Format of assay for secondary screen vs. confirmatory testing--This issue needs further discussion.
Treatment of confirmed cases--Access to local "centers of immunology excellence" would be invaluable in the work-up of many of the babies who screen positive. Other issues to consider include: (1) adequacy of quality-controlled flow cytometry facilities nationwide to provide confirmatory T-cell differentials to "rule in" babies for further clinical follow-up; (2) adequacy of facilities for diagnostic work-up and treatment; and (3) adequacy of feedback mechanisms from diagnostic centers to screening laboratories for continual optimization of screening algorithms.

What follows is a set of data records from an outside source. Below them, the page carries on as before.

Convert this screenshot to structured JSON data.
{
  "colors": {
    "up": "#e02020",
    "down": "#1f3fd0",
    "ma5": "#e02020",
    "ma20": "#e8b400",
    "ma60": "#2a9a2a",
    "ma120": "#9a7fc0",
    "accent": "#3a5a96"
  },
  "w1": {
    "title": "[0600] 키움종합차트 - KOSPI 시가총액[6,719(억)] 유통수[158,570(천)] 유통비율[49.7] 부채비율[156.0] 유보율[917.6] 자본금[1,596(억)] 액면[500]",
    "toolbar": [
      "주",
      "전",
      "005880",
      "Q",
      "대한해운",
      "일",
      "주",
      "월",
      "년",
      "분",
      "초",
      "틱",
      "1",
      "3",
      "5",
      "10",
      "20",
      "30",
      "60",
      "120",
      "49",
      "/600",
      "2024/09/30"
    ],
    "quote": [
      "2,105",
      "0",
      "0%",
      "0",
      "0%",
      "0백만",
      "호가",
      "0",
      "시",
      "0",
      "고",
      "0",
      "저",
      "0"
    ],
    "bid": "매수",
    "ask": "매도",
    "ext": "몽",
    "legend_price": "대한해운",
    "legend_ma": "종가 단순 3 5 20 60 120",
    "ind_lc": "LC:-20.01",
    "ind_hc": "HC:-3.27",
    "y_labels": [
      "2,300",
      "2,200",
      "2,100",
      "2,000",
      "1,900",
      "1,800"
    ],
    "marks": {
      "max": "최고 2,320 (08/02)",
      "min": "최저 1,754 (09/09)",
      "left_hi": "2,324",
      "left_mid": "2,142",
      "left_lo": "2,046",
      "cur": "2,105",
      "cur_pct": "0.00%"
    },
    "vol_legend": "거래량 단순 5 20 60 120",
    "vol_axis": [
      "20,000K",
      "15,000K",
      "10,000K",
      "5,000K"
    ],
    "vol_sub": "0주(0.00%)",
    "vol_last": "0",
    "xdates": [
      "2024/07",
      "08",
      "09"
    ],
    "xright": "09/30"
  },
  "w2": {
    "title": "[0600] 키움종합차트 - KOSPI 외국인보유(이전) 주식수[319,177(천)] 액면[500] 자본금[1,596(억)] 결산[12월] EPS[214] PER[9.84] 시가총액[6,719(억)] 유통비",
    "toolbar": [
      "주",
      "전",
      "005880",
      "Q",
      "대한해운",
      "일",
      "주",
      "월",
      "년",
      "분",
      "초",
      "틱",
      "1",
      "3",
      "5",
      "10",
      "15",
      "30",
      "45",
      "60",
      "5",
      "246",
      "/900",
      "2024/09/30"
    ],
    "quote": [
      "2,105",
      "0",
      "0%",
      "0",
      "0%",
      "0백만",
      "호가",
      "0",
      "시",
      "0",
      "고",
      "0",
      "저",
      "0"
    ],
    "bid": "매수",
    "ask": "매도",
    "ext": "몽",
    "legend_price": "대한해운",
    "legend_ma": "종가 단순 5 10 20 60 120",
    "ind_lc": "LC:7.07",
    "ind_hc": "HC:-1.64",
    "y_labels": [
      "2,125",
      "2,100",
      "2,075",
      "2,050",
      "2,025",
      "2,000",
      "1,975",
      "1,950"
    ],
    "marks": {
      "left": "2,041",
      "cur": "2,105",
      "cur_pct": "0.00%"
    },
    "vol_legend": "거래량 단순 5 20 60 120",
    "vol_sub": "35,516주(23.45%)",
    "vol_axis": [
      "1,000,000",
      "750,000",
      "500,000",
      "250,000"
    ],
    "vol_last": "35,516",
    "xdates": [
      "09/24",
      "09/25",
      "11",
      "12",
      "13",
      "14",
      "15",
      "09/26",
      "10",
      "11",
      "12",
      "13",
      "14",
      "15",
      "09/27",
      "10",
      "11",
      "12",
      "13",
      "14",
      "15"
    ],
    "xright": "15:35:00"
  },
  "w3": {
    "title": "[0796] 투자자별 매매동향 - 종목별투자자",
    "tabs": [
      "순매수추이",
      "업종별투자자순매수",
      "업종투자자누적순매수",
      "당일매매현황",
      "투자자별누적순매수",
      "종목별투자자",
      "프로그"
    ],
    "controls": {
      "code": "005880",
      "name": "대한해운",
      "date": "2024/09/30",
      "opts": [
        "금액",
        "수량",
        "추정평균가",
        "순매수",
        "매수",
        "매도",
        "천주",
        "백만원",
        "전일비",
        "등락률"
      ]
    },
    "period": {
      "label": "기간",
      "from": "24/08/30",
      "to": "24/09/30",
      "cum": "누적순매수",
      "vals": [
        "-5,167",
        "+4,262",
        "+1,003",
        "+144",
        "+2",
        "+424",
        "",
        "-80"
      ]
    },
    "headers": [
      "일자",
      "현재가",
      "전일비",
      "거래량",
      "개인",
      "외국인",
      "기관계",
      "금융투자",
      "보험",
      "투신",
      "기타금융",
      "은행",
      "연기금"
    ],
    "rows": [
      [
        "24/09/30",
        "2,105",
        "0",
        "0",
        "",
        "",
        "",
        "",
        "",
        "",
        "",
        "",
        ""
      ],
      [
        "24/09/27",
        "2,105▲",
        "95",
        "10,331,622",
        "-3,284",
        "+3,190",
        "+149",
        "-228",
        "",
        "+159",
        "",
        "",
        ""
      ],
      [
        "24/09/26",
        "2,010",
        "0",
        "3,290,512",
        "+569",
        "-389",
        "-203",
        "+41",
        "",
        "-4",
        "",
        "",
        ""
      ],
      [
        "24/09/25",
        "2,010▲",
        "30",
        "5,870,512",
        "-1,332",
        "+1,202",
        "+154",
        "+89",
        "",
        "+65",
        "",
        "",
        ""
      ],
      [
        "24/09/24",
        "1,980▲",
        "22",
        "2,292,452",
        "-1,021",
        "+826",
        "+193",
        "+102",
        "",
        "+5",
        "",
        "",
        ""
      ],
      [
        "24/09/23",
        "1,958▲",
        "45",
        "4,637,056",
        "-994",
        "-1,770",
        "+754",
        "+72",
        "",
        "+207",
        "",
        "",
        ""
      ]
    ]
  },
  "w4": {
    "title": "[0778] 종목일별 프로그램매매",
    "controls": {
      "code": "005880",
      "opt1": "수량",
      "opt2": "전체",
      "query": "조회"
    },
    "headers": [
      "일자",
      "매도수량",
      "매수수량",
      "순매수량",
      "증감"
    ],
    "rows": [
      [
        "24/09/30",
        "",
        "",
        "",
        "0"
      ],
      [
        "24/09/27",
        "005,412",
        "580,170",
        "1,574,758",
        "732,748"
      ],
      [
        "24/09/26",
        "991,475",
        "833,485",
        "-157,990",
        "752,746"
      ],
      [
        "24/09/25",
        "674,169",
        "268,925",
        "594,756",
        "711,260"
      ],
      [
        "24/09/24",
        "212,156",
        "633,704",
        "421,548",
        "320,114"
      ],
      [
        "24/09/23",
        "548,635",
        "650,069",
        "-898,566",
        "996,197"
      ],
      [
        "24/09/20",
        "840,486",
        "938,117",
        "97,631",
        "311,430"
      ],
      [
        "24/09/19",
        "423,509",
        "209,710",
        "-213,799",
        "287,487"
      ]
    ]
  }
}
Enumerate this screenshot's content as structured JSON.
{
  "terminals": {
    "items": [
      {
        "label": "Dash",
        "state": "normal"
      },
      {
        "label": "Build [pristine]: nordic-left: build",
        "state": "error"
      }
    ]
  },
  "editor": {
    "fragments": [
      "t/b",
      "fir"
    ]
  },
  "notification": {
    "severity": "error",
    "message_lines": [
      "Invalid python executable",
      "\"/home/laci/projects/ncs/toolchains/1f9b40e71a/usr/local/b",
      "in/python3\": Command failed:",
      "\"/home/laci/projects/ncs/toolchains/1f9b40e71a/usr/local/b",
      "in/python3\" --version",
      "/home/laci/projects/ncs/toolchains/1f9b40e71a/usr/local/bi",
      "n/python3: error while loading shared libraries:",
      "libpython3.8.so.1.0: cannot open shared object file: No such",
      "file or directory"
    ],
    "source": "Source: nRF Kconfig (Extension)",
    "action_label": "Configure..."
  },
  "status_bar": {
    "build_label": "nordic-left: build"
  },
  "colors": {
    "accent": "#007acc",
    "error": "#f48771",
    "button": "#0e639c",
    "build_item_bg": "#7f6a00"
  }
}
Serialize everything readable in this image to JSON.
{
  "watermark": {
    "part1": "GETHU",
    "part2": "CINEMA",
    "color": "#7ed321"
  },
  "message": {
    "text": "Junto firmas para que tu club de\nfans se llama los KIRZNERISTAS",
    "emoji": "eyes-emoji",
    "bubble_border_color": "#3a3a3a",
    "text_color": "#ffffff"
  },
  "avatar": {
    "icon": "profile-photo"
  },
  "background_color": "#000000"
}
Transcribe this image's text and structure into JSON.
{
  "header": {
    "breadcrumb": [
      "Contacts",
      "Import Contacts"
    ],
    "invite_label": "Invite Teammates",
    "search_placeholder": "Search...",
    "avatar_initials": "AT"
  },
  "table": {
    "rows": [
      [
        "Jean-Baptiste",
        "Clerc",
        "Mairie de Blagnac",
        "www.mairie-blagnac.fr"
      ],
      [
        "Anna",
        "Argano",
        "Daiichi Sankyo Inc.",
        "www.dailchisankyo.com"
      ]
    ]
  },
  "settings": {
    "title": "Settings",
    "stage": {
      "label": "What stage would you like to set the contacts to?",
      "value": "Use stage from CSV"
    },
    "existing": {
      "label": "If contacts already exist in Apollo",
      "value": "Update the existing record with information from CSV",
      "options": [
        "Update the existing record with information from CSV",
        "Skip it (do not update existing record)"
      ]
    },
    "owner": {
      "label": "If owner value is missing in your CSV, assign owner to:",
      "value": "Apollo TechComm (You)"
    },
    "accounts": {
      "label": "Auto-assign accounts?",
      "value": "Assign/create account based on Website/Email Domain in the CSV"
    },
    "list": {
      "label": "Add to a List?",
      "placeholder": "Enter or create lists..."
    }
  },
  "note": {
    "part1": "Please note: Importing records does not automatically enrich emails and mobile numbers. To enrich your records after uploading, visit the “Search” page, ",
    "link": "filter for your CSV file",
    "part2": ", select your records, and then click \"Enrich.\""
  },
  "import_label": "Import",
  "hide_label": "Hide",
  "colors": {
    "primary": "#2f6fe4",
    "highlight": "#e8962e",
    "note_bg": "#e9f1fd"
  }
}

Dr. José Cordero, Director, NCBDDD, CDC
Dr. Cordero thanked the organizers and participants and reviewed some of the meeting highlights. He applauded the group for their acknowledgment of the importance of accurate case definitions, the role of early diagnosis of PI diseases in preventing morbidity and mortality, and the need for population-based prevalence data as a tool for assessment. In terms of interventions, Dr. Cordero pointed out the need to demonstrate success with one example that can be used as a model for other diseases. The interventions discussed encompass several goals: helping children, educating practitioners, developing and maintaining awareness of PI diseases, and prompting and informing policies and policy changes. He urged the group to maintain its focus on assessment; as new trails are blazed in public health and genetics, assessment tools are essential for tracking and monitoring progress and documenting outcomes and successes. He closed by cautioning that business as usual is not acceptable. The need now is to move on, to do more, and to embark on the next steps. The public health framework that is being developed is important for PI diseases and also for other genetic disorders that can benefit from early diagnosis and opportunities for interventions to improve health outcomes.